In 1968, Anderson and Jenkins were newlyweds when the plane he was co-piloting disappeared over Laos and he was listed as MIA.

"I remember walking down the street and wondering if I was a widow or if I was married. And there's nobody to ask," said Jenkins. "You don't know. And, you know, it just kind of leaves you in limbo."

But two weeks after the plane disappeared, wreckage was spotted on a sheer limestone cliff. Anderson and the eight other crewmembers were reclassified as "Killed in Action." The crash happened in such a dangerous location that for years the military said it couldn't get a team to the site. It seemed the crew's remains would never be recovered.

Jenkins put away her wedding ring and eventually remarried. But she always hoped that someday recovery teams would bring Denis Anderson's remains home – along with a missing treasure.

"His wedding ring didn't come back in his personal effects, so I knew he must have had it on, even though they were told not to wear their wedding rings," said Jenkins. "Because if you're captured, your captors would know you're married and that's just one more thing they can torment you with. But when his remains, I mean, his personal effects came home – and there was no ring, I thought, 'He wore it. I know he did.'"

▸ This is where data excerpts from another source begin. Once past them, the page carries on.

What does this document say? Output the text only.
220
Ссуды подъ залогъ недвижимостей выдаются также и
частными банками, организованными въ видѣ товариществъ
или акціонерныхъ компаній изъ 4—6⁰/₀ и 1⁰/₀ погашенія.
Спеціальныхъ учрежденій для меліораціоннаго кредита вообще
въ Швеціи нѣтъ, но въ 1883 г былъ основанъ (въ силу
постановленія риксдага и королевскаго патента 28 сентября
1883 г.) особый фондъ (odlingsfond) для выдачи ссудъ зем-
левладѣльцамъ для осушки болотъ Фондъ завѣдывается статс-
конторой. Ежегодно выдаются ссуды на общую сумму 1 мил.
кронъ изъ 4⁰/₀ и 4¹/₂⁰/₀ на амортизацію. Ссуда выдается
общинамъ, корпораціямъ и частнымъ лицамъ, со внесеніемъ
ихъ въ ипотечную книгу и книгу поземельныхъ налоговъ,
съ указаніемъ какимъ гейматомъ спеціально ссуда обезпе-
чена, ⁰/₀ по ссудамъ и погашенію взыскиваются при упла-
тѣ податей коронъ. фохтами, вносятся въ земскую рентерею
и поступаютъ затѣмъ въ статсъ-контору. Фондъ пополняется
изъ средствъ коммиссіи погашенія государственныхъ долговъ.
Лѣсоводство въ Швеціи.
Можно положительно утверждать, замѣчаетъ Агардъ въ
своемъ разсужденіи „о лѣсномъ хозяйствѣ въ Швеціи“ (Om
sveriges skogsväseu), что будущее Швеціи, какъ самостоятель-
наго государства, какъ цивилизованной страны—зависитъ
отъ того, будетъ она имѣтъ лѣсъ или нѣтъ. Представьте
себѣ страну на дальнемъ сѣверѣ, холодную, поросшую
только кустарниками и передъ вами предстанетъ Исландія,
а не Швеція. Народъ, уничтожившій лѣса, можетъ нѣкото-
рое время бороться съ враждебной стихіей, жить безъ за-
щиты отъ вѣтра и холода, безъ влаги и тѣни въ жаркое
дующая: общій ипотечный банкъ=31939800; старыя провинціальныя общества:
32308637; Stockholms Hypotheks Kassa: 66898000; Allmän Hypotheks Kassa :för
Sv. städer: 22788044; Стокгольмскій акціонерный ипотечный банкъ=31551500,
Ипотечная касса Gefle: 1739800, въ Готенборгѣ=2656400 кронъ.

Jenkins was right. It took six different attempts, but they did find what she was waiting for. The wedding ring was bent. "I can tell that the crash was pretty violent because the ring is all, it's not at all round anymore," said Jenkins. "It's amazing that all five little diamonds are still there, and just shining brightly."

Along with the ring, Holland formally handed over the remains of Denis Anderson. It was just a couple of pieces of bone that she placed under a scarf -- but even that was precious.

"This is just the leftovers of a wonderful life," said Jenkins, who then escorted her husband's remains to Washington, D.C. Last June, after 35 years, Lt. Denis Anderson and eight other men on his plane were buried in Arlington National Cemetery, with full military honors.

"He wanted to be buried in a national cemetery and I think he deserves that," said Jenkins.

But for Kitty Casey, there can be no funeral yet. Two 30-day excavations ended without finding any remains. Now, a new team plans to return to the crash site and continue the search.

"What is it in the American psyche though, that has kept us going back 35 years after this crash to look for the men like Donald Casey," Mabrey asked Kitty Casey.

"It's just a wonderful country to begin with," Kitty replied. "Could you imagine any other country doing it?"